In order to be included in the Mayo Clinic cohort, no definite pathological confirmation was required. Instead, the authors relied on a combination of clinical factors, including positive biopsy, CA 19-9 and preoperative imaging, reasoning that pathological confirmation by transluminal brush cytology or intraluminal biopsy is often not possible.50 In a previous article by the same group, pCCA could be confirmed in half of the explants of patients in whom it could not be demonstrated preoperatively.23 Due to the general scarcity of donor livers and an increasing number patients in need of an LT, this might raise concern.35,40 However, when combining patients with preoperative pathologic proof, pathologic proof at explant, and/or confirmed recurrence, only 5% of patients remained in whom, despite strong clinical suspicion, pCCA could not be pathologically confirmed.20 Therefore, pathological proof of pCCA pre-transplant may not be such a major clinical problem.
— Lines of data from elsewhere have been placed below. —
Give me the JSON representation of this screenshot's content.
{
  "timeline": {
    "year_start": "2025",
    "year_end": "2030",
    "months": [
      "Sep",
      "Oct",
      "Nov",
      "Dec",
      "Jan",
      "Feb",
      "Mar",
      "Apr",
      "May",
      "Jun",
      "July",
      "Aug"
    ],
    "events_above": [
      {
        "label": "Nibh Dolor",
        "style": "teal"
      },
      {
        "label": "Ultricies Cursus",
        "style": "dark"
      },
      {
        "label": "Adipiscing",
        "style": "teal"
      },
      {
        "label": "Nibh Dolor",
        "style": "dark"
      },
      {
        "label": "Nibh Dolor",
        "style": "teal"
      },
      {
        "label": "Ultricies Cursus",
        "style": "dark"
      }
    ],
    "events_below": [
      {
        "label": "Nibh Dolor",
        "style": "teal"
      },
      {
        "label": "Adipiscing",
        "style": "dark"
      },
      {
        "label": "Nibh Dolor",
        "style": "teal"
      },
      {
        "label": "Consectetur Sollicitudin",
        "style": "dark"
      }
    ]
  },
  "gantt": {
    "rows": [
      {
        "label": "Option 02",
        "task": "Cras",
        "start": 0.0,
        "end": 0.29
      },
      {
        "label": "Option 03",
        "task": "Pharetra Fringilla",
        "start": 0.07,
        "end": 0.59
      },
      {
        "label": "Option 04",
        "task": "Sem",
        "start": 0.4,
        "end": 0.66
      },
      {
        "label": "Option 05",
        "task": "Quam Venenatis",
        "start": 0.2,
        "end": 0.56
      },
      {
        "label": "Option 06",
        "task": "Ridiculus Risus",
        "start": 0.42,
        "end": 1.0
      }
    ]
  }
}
This study has a number of limitations inherent to its retrospective nature. First, 13 of the 34 patients (38%) in our cohort that fulfilled all Mayo protocol criteria did not undergo either laparoscopy or laparotomy as is prescribed in the Mayo protocol. This might have resulted in understaging, because lymph node or distant metastases were only evaluated on imaging in these 13 patients. In addition, it was not possible to define and exclude uncontrolled infection. As we did not take this exclusion criterion into account, the number of eligible patients might be even fewer. Therefore, the actual percentage of eligible patients may be lower than 5%. Finally, due to missing values, 32 patients (4%) were excluded that might have been eligible. As these limitations have opposite effects, we believe our final estimate of 5% for the percentage of patients presenting with pCCA that were eligible for the Mayo LT protocol to be reasonably accurate.

In conclusion, only about 5% of patients presenting with pCCA in a tertiary European setting will be eligible for the Mayo LT protocol. With LT, some of these patients will have a 5-year OS of 53%, that is clearly superior to the median OS of 1 year for patients eligible for LT who only receive systemic chemotherapy or best supportive care.